There is a host of unseen and non-human presences in Walt’s world—angels, the dead—who lurk at the edge of vision; even the sidewalk and the fire hydrant have some kind of consciousness.  They act as a sort of chorus.  The dogs in these poems see more than most of the people do, like those dogs in “All Day I Have Been Afraid,” with their sense of something pervasive and wrong. In a later poem, a dog watches the soul of a suicide rise; in another, the dog can see the drunk angels who lounge in the shadows, avoiding their work as escorts for the dead. With their inability to imagine or desire a different life, they look at what the world is, while the humans blunt their senses against reality.  
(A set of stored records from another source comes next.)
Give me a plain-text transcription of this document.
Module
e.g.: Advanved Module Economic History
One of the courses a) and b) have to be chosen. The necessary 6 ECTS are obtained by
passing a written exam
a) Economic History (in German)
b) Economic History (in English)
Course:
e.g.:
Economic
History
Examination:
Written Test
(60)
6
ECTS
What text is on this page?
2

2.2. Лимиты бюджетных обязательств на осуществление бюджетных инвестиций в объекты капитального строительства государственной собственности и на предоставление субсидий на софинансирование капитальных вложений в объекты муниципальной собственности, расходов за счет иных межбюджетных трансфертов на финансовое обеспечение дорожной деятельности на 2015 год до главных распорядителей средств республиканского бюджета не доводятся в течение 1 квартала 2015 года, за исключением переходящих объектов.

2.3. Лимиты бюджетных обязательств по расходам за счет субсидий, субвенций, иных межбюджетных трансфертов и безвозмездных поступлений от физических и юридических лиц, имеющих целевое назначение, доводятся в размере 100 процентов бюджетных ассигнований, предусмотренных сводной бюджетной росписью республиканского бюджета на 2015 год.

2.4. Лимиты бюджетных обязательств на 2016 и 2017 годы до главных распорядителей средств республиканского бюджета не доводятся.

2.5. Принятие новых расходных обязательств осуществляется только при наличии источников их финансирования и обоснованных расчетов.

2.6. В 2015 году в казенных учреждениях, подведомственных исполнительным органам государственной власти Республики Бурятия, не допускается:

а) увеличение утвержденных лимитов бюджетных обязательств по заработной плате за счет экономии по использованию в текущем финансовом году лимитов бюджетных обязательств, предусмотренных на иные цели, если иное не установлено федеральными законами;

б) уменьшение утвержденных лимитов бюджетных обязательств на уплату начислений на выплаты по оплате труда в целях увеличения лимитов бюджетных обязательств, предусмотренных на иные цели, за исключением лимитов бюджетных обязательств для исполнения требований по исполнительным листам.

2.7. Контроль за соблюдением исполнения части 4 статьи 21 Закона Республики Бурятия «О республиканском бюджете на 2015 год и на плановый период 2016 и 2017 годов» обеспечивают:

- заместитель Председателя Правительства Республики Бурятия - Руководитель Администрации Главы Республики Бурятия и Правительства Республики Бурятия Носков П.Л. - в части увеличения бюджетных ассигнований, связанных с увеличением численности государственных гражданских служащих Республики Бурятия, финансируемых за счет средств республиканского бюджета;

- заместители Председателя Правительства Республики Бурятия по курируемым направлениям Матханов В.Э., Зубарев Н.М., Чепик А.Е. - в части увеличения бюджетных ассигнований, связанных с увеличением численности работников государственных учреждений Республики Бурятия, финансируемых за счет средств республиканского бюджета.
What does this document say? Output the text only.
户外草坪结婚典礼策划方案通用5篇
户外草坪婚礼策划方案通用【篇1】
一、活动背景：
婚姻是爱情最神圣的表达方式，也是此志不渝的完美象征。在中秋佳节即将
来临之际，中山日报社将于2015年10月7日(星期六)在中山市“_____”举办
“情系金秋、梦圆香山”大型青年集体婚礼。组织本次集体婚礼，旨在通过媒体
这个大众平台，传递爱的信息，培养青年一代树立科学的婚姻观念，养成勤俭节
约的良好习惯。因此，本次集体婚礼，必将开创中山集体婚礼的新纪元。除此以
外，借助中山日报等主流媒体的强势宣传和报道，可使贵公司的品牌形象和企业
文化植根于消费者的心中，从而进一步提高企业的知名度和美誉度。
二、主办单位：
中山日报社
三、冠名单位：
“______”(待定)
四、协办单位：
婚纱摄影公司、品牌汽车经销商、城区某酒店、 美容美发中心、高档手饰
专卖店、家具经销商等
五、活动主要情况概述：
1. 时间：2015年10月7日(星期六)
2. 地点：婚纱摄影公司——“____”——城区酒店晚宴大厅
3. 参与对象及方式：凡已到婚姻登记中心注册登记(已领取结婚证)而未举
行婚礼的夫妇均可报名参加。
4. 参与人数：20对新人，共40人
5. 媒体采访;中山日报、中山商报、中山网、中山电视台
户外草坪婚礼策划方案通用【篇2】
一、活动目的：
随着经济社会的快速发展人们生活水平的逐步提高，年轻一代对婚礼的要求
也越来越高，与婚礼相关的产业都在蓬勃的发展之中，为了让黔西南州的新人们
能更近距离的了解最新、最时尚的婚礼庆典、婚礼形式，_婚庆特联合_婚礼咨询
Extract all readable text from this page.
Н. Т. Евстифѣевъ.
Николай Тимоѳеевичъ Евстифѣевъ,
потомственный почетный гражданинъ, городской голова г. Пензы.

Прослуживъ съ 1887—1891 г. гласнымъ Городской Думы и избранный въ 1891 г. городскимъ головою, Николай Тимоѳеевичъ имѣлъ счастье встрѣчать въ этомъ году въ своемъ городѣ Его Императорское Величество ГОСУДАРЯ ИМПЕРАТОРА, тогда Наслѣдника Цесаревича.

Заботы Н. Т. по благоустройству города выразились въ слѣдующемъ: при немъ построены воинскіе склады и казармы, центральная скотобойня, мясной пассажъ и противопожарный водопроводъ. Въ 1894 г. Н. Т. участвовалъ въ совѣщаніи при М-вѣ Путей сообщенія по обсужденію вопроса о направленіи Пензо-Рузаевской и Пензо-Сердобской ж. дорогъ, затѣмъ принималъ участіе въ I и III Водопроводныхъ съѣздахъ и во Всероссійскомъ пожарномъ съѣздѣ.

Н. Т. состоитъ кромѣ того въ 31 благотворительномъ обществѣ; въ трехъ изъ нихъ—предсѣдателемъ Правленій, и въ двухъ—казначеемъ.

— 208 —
What do I read these poems for?  Is it to confirm an inevitably grim view of a world in which even the angels have been pulled into its squalor?  It can’t be only to commiserate about hopelessness.   So then, what?  It is to know these characters—and therefore myself—better.  It is to walk with the author’s brother searching for an escaped dog he doesn’t even like because he must.  It is to be reminded of the ways in which we create the easy camaraderies that substitute for deeper connections or don’t recognize the deeper connections that might be found in those comfortable niches where we’ve “become a regular.”  It is to examine the varieties of dailiness in which we confront or avoid our deep fears.  One of the poems in the book that haunts me is “Next,” in which the narrator searches in vain for something under the bed, finding mementoes of his past, but not able to remember what it is he is trying to find and why the need is so urgent:  “A cockroach blinking back,//but I don’t have time to kill,/not today, not with this need to find/winding me like a toy.”
What Walt’s poetry illuminates is the insidiousness of despair—not only how it works in the lives of this man or that woman, but how the accumulation of despairing lives affects our perceptions of the world or, perhaps, not only perceptions, but the fabric of the world itself.  Is the best we can do to remove ourselves from that world, if only temporarily?  “I want to put the brakes on /my longing, fill my tub.  Soak in my final stop.  The world’s noise/and people who need me wrung from my body/like water squeezed out of a sponge.” [from “Bus Ride”] 
Only the final poem gives a glimpse of love with a partner that—we shouldn’t be surprised—is not glamorized, not idyllic, not ecstatic, but, after all, what one can hope for: “My pulse against your back//reminds me how alive I am.  Our exquisite/middle-aged bodies spooned, flawed, and used.” 
I hope Walt is already working on his next collection.